Tuesday, March 29, 2011

Eowyn, Nayowyn.

Sometimes I find myself worrying about what would happen to my cats should anything happen to myself and Anton. They're all a little weird and have their own special needs and nuances. Chester is clingy and distrusting of anyone but the two of us. Kira is needy and delicate (or so she'd have you believe. Annabelle is straight up crazy and particular, almost to the point of OCD, and Boyd is his own special brand of nut. If any of them was going to do well in another home, it would be Eowyn. She is gregarious- she loves and adores everyone she meets, from friends and family to maintenance or the cable guy. The others I got while they were still young enough to have their age counted in weeks, bu she was almost twice that age when I brought her home. She definitely doesn't view me as a surrogate parent like Boyd and Chester, who were both bottle fed by me.
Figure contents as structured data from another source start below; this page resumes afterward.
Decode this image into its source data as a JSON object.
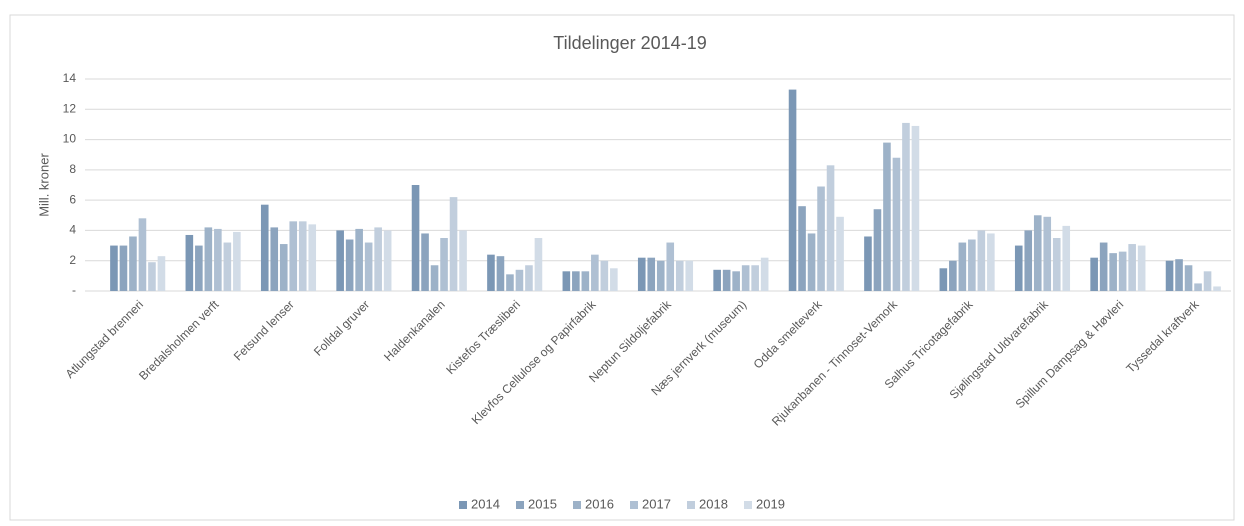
{
  "chart_data": {
    "type": "bar",
    "title": "Tildelinger 2014-19",
    "y_label": "Mill. kroner",
    "categories": [
      "Atlungstad brenneri",
      "Bredalsholmen verft",
      "Fetsund lenser",
      "Folldal gruver",
      "Haldenkanalen",
      "Kistefos Træsliberi",
      "Klevfos Cellulose og Papirfabrik",
      "Neptun Sildoljefabrik",
      "Næs jernverk (museum)",
      "Odda smelteverk",
      "Rjukanbanen - Tinnoset-Vemork",
      "Salhus Tricotagefabrik",
      "Sjølingstad Uldvarefabrik",
      "Spillum Dampsag & Høvleri",
      "Tyssedal kraftverk"
    ],
    "series": [
      {
        "name": "2014",
        "color": "#7b97b5",
        "values": [
          3.0,
          3.7,
          5.7,
          4.0,
          7.0,
          2.4,
          1.3,
          2.2,
          1.4,
          13.3,
          3.6,
          1.5,
          3.0,
          2.2,
          2.0
        ]
      },
      {
        "name": "2015",
        "color": "#8ca4be",
        "values": [
          3.0,
          3.0,
          4.2,
          3.4,
          3.8,
          2.3,
          1.3,
          2.2,
          1.4,
          5.6,
          5.4,
          2.0,
          4.0,
          3.2,
          2.1
        ]
      },
      {
        "name": "2016",
        "color": "#9db2c8",
        "values": [
          3.6,
          4.2,
          3.1,
          4.1,
          1.7,
          1.1,
          1.3,
          2.0,
          1.3,
          3.8,
          9.8,
          3.2,
          5.0,
          2.5,
          1.7
        ]
      },
      {
        "name": "2017",
        "color": "#afc0d3",
        "values": [
          4.8,
          4.1,
          4.6,
          3.2,
          3.5,
          1.4,
          2.4,
          3.2,
          1.7,
          6.9,
          8.8,
          3.4,
          4.9,
          2.6,
          0.5
        ]
      },
      {
        "name": "2018",
        "color": "#c1cedd",
        "values": [
          1.9,
          3.2,
          4.6,
          4.2,
          6.2,
          1.7,
          2.0,
          2.0,
          1.7,
          8.3,
          11.1,
          4.0,
          3.5,
          3.1,
          1.3
        ]
      },
      {
        "name": "2019",
        "color": "#d2dce7",
        "values": [
          2.3,
          3.9,
          4.4,
          4.0,
          4.0,
          3.5,
          1.5,
          2.0,
          2.2,
          4.9,
          10.9,
          3.8,
          4.3,
          3.0,
          0.3
        ]
      }
    ],
    "ylim": [
      0,
      14
    ],
    "yticks": [
      {
        "value": 0,
        "label": "-"
      },
      2,
      4,
      6,
      8,
      10,
      12,
      14
    ],
    "grid": true,
    "legend": "bottom"
  }
}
The spring after Taran died, a coworker mentioned finding a stray gray kitten and thinking it belonged with me. I told her no thanks- three cats was more than enough. A few weeks went by and I stopped at her house after work, just to hang out, and her husband met me in the driveway, a little gray bundle in his arms. I said I'd see. We went in, and she sat next to me the entire night. She was not even vaguely interested in exploring their house or their cats. I left with her, and she sat, very sweetly, on the car seat next to me on the short drive home.
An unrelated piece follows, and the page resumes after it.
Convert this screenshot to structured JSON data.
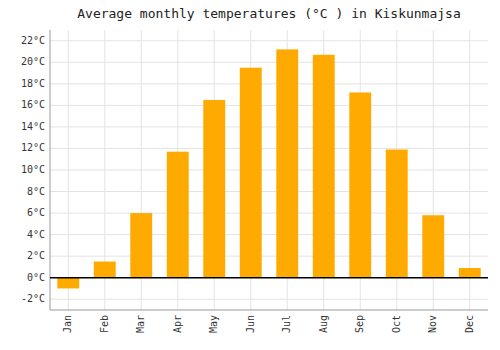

I made a vet appointment, locked her in the spare room, and fell asleep on the couch. I woke up later to find that Boyd had expressed his outrage in the only way he knew how- he managed to get out the window, onto the balcony and out into the world. 

Employing my mom and her husband, we looked all day for that orange brat, finally finding him under a car the next building over. Apparently he decided he'd come back home, confused which building and sat outside the doors on the second story, crying his head of before hiding under the dirty car. He's nothing if not melodramatic. 
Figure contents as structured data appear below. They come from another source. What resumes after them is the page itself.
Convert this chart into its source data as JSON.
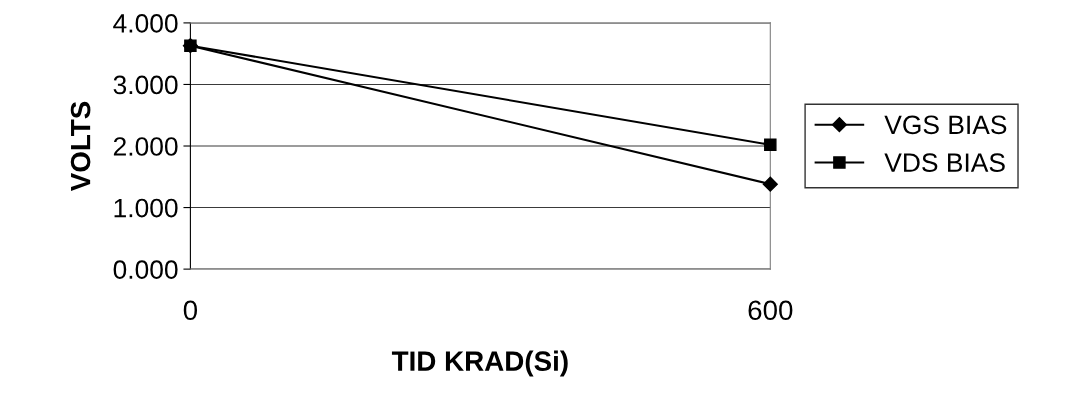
{
  "chart_data": {
    "type": "line",
    "xlabel": "TID KRAD(Si)",
    "ylabel": "VOLTS",
    "x": [
      0,
      600
    ],
    "series": [
      {
        "name": "VGS BIAS",
        "color": "#000000",
        "marker": "diamond",
        "values": [
          3.63,
          1.38
        ]
      },
      {
        "name": "VDS BIAS",
        "color": "#000000",
        "marker": "square",
        "values": [
          3.63,
          2.02
        ]
      }
    ],
    "xlim": [
      0,
      600
    ],
    "xticks": [
      0,
      600
    ],
    "ylim": [
      0,
      4
    ],
    "yticks": [
      {
        "value": 0,
        "label": "0.000"
      },
      {
        "value": 1,
        "label": "1.000"
      },
      {
        "value": 2,
        "label": "2.000"
      },
      {
        "value": 3,
        "label": "3.000"
      },
      {
        "value": 4,
        "label": "4.000"
      }
    ],
    "grid": "y",
    "legend": "right",
    "line_style": "solid"
  }
}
Tangent: When our crackhead neighbors burnt us out of our apartment a year laer, the cats moved in with my mom and we went to stay at my grandparents home until our new apartment was ready. The day we went to pick up the cats and move, Boyd waltzed into the room, ignored us as we called to him, hopped up into the tv cabinet and wedged himself behind the cable box and refused to come out. 

After Boyd was safely home and washed, I went back and forth on whether I should keep his new cat. One the one hand, I had room and she needed a home. On the other, none of my other cats seemed to like her at all. But she was sweet and mousy and meeped instead of meowed...

When we picked up the cats at my mom's, and Boyd was such a jerk, Mom happily handed over Boyd, Kira and Annabelle, but offered to keep Eowyn. She wouldn't leave them alone the few weeks she stayed there. She has this annoying habit of poking you and meeping until you pay attention to her, and they ate it up. A few summers ago when Anton's parents stayed with us, she was the same way. She absolutely smothered them (these people who do not like cats, especially not in the house)- she slept in the bed with them, sat on the table while they drank their morning coffee, sat on their laps while they watched tv...


The last week they stayed with us- probably the last night if I'm remembering correctly, Chester, who hid almost the entire time they were with us, cautiously climbed onto the couch, crept onto my father-in-law's lap, sat there, very still, for less then a minute, then went and hid again. Night and day, those two.

But Eowyn is not my cat. She tolerates me, somewhat. She usually only wants my attention if Anton isn't home. She bully's Kira and Annabelle- she even drove Annabelle to destroy our carpet in our last apartment because she wouldn't allow Belle into the bathroom where the litter boxes were. 


She is, for all intents, Anton's cat. When he first moved in with me, she was still in the hyperactive and frisky stage of kittenhood, and the caricature of a cat: destroying furniture, climbing the drapes, eating lasagna... He hated her. But, everyday he was home alone she sat next to him, wouldn't leave his side. As she got older and calmed down he decided cats weren't that bad. Even now he says if we split, he'd keep her and leave the rest for me. 


Not that I don't love that cat. I do. Around Christmas I found a bump on her side. I tried not to panic- the cats are always giving each other nips and knocks. A month later, it was still there. Thankfully, it turned out to be nothing but she still had me up nights worrying about her. Right now, she's got our whole household topsy turvy because Ms. Thang still thinks she lives on the streets and has to eat ALL THE FOOD. When Chester was still young, she was able to keep the weight off because he tormented her, but now both of them are a wee bit chunky. So, now, the cats are on a feeding schedule which my older cats absolutely hate. They've always free fed and it's always been fine. Now, Boyd wakes me up at 5 in the morning to remind me that he has not eaten since 8 the night before. It's so. Much. Fun. 

But I'd like to keep them all around as long as possible, so if I get less sleep so she can continue to pester us for the next decade or two, so be it. 



1 comment:

  1. I love gray cats.

    Mine HATE their feeding schedule, too. More accurately, they hate it when their bowl is empty. I am constantly telling them (out loud) "you just ate!"